Bruce McFarling said:
Why is that a problem?

consider, for example, the lib uses something like, say:
printf, malloc, fopen, ...

then, you have a problem.

why:
because these are part of the standard library, not part of the lib in question.

now, where is the standard library? it is linked into the EXE file.

so, absent having the EXE's symbol table, it is not possible to resolve the libraries' dependencies.


now, one can ask:
well, then, why can't you just link in a new copy of the standard library, and use that for the lib?...

well then, there is another problem:
the state is not shared between the main app and the library (for example, consider if they share memory or FILE's, or other parts of the standard library have state), well then, you have a problem...

so, what then if 2 versions of malloc go and, say, try to allocate the same region of memory, or free memory owned by the other malloc?...

or, any of the many other pieces of stdlib machinery?...


very likely, the thing will crash.

If, AFAIU, he has a .LIB file and wants to have interactive access to
the functions in the .LIB file via Forth, then if he wants to do it
via a symbol table, he compiles a symbol table. If he wants to do it
by defining index numbers for the library functions and calling a C
program with that index number to run the library function on his
behalf, he can do that.

wrong problem.
 
B

Bruce McFarling

now, where is the standard library? it is linked into the EXE file.

No, it isn't. Its in the standard library .LIB file that comes with
one of the DOS-era C-compilers that he says he has.

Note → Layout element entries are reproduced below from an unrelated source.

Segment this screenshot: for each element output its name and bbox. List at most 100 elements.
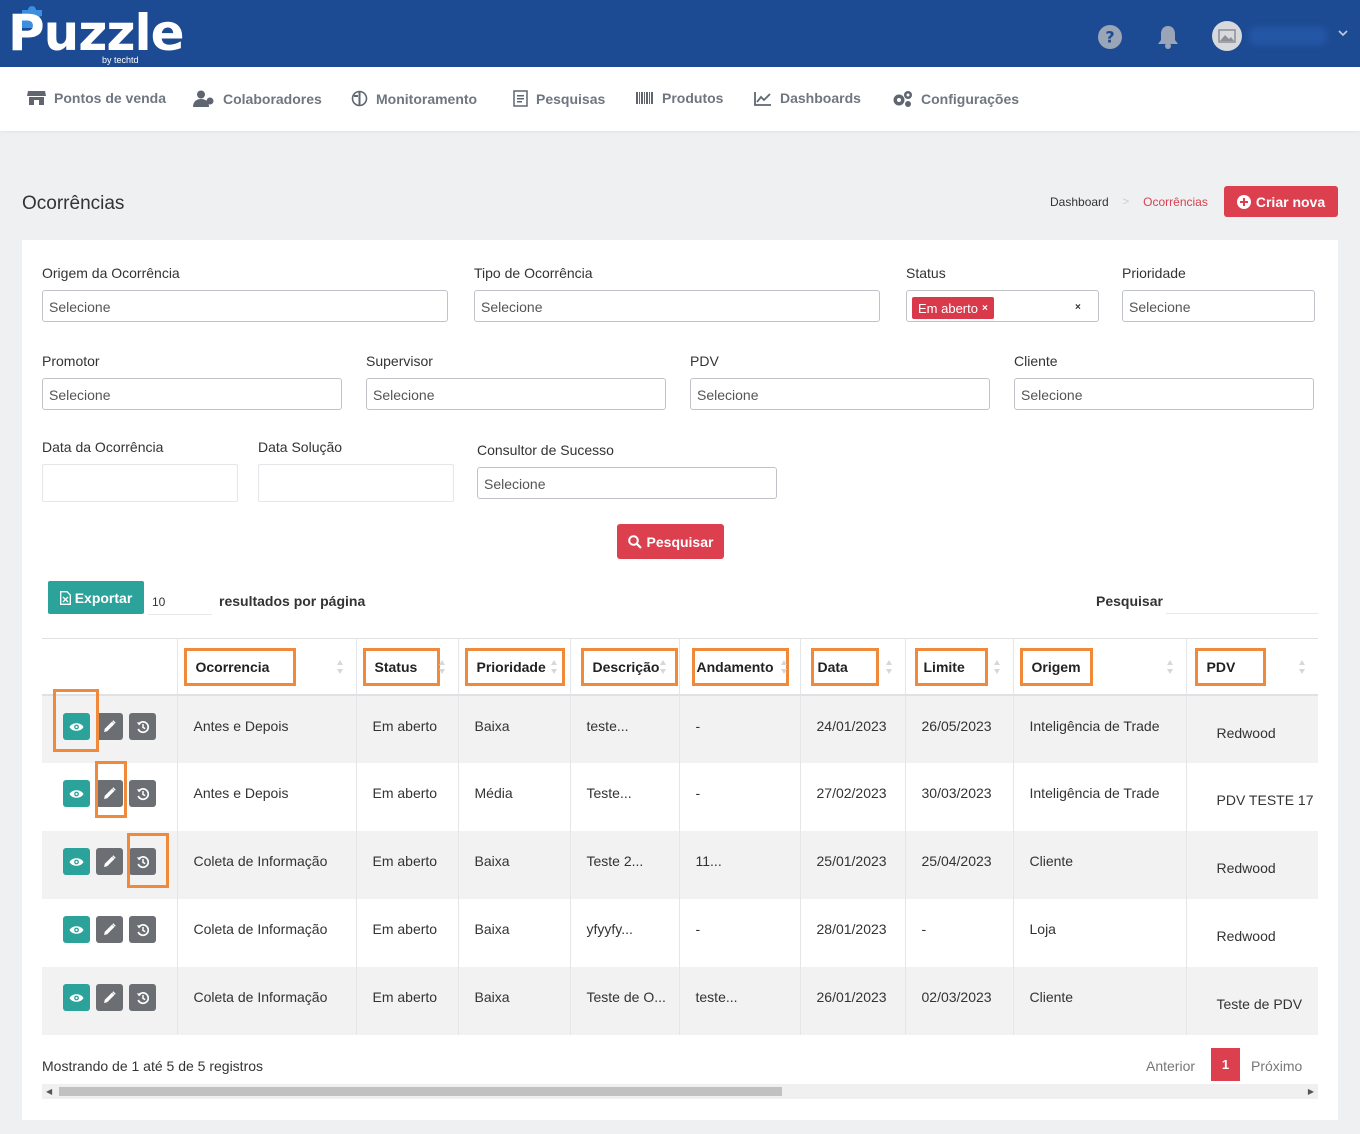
col-actions [42, 639, 178, 696]
nav-item-colaboradores[interactable]: Colaboradores [193, 90, 322, 107]
cell-limite: 26/05/2023 [905, 695, 1014, 763]
history-button[interactable] [129, 780, 156, 807]
col-data[interactable]: Data [800, 639, 906, 696]
survey-icon [513, 90, 528, 107]
chevron-down-icon[interactable] [1338, 29, 1348, 37]
table-row: Coleta de Informação Em aberto Baixa Teste … [42, 967, 1318, 1035]
cell-descricao: Teste 2... [570, 831, 680, 899]
edit-button[interactable] [96, 984, 123, 1011]
col-label: Status [362, 647, 441, 686]
history-button[interactable] [129, 713, 156, 740]
history-button[interactable] [129, 984, 156, 1011]
export-label: Exportar [74, 589, 133, 606]
svg-text:?: ? [1105, 28, 1114, 47]
cliente-select[interactable]: Selecione [1014, 378, 1314, 410]
origem-select[interactable]: Selecione [42, 290, 448, 322]
clear-selection-icon[interactable]: × [1075, 302, 1081, 313]
puzzle-logo[interactable]: Puzzle by techtd [6, 2, 184, 65]
col-limite[interactable]: Limite [905, 639, 1014, 696]
table-search-input[interactable] [1166, 590, 1318, 614]
view-button[interactable] [63, 916, 90, 943]
occurrences-table-wrapper: Ocorrencia Status Prioridade Descrição A… [42, 638, 1318, 1035]
cell-pdv: Redwood [1186, 831, 1318, 899]
status-label: Status [906, 265, 946, 281]
pdv-select[interactable]: Selecione [690, 378, 990, 410]
cell-andamento: 11... [679, 831, 801, 899]
help-icon[interactable]: ? [1098, 25, 1122, 49]
view-button[interactable] [63, 780, 90, 807]
pagination-previous[interactable]: Anterior [1146, 1058, 1195, 1074]
col-andamento[interactable]: Andamento [679, 639, 801, 696]
col-prioridade[interactable]: Prioridade [458, 639, 571, 696]
pencil-icon [103, 991, 116, 1004]
view-button-highlight [53, 689, 99, 752]
cell-data: 25/01/2023 [800, 831, 906, 899]
export-button[interactable]: Exportar [48, 581, 144, 614]
edit-button[interactable] [96, 713, 123, 740]
supervisor-select[interactable]: Selecione [366, 378, 666, 410]
user-name-redacted[interactable] [1248, 27, 1328, 45]
col-status[interactable]: Status [356, 639, 459, 696]
table-info: Mostrando de 1 até 5 de 5 registros [42, 1058, 264, 1074]
pagination-page-1[interactable]: 1 [1211, 1048, 1240, 1081]
nav-label: Pontos de venda [54, 90, 167, 106]
eye-icon [69, 925, 84, 935]
nav-item-monitoramento[interactable]: Monitoramento [351, 90, 477, 107]
col-origem[interactable]: Origem [1013, 639, 1187, 696]
breadcrumb-dashboard[interactable]: Dashboard [1050, 195, 1109, 209]
cell-pdv: Redwood [1186, 695, 1318, 763]
per-page-input[interactable]: 10 [148, 591, 212, 615]
cell-status: Em aberto [356, 831, 459, 899]
pdv-label: PDV [690, 353, 719, 369]
sort-icon [336, 660, 343, 674]
tipo-select[interactable]: Selecione [474, 290, 880, 322]
col-pdv[interactable]: PDV [1186, 639, 1318, 696]
sort-icon [1298, 660, 1305, 674]
scroll-right-icon[interactable]: ▶ [1308, 1087, 1314, 1096]
sort-icon [993, 660, 1000, 674]
col-descricao[interactable]: Descrição [570, 639, 680, 696]
bell-icon[interactable] [1157, 25, 1179, 49]
nav-label: Produtos [662, 90, 724, 106]
cell-origem: Cliente [1013, 831, 1187, 899]
data-ocorrencia-input[interactable] [42, 464, 238, 502]
nav-item-produtos[interactable]: Produtos [636, 90, 723, 106]
pencil-icon [103, 720, 116, 733]
logo-subtitle: by techtd [102, 55, 139, 65]
create-new-button[interactable]: Criar nova [1224, 186, 1338, 217]
col-ocorrencia[interactable]: Ocorrencia [177, 639, 357, 696]
nav-item-pontos-de-venda[interactable]: Pontos de venda [27, 90, 166, 106]
avatar[interactable] [1212, 21, 1242, 51]
col-label: Andamento [691, 647, 789, 686]
tag-remove-icon[interactable]: × [982, 303, 988, 314]
history-icon [136, 720, 150, 734]
search-button[interactable]: Pesquisar [617, 524, 724, 559]
status-select[interactable]: Em aberto × × [906, 290, 1099, 322]
prioridade-select[interactable]: Selecione [1122, 290, 1315, 322]
users-icon [193, 90, 214, 107]
cell-data: 27/02/2023 [800, 763, 906, 831]
nav-item-configuracoes[interactable]: Configurações [892, 90, 1019, 108]
horizontal-scrollbar[interactable]: ◀ ▶ [42, 1084, 1318, 1099]
nav-item-dashboards[interactable]: Dashboards [754, 90, 861, 106]
cell-andamento: - [679, 695, 801, 763]
cell-descricao: yfyyfy... [570, 899, 680, 967]
view-button[interactable] [63, 984, 90, 1011]
nav-item-pesquisas[interactable]: Pesquisas [513, 90, 605, 107]
consultor-select[interactable]: Selecione [477, 467, 777, 499]
edit-button-highlight [95, 761, 127, 818]
edit-button[interactable] [96, 848, 123, 875]
cell-status: Em aberto [356, 763, 459, 831]
history-button[interactable] [129, 916, 156, 943]
cell-limite: - [905, 899, 1014, 967]
scrollbar-thumb[interactable] [59, 1087, 782, 1096]
pagination-next[interactable]: Próximo [1251, 1058, 1302, 1074]
view-button[interactable] [63, 848, 90, 875]
edit-button[interactable] [96, 916, 123, 943]
promotor-select[interactable]: Selecione [42, 378, 342, 410]
nav-label: Dashboards [780, 90, 861, 106]
scroll-left-icon[interactable]: ◀ [46, 1087, 52, 1096]
cell-origem: Loja [1013, 899, 1187, 967]
data-solucao-input[interactable] [258, 464, 454, 502]
occurrences-card: Origem da Ocorrência Selecione Tipo de O… [22, 240, 1338, 1120]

In particular, using the one approach that I suggested when he
explained what .LIB format he was talking about ... touching all of
the functions in the .LIB file that he wants to import by referring to
them by name in setting up the dispatch table, then having main() call
the Forth binary embedded into the program ... it does not seem that
the problem you suggest of not having a common state appears either.

This does underline a core obstacle one reading of the problem *as he
stated it*, which is to read it as the problem of using a library
designed to be statically compiled as a dynamic link library.

However on the other reading, that he wanted to *use* the functions in
the library dynamically, and wanted a way to do so, I think that the
technique already developed to use a binary Forth in the context of a
C program would make it reasonably straightforward to provide that.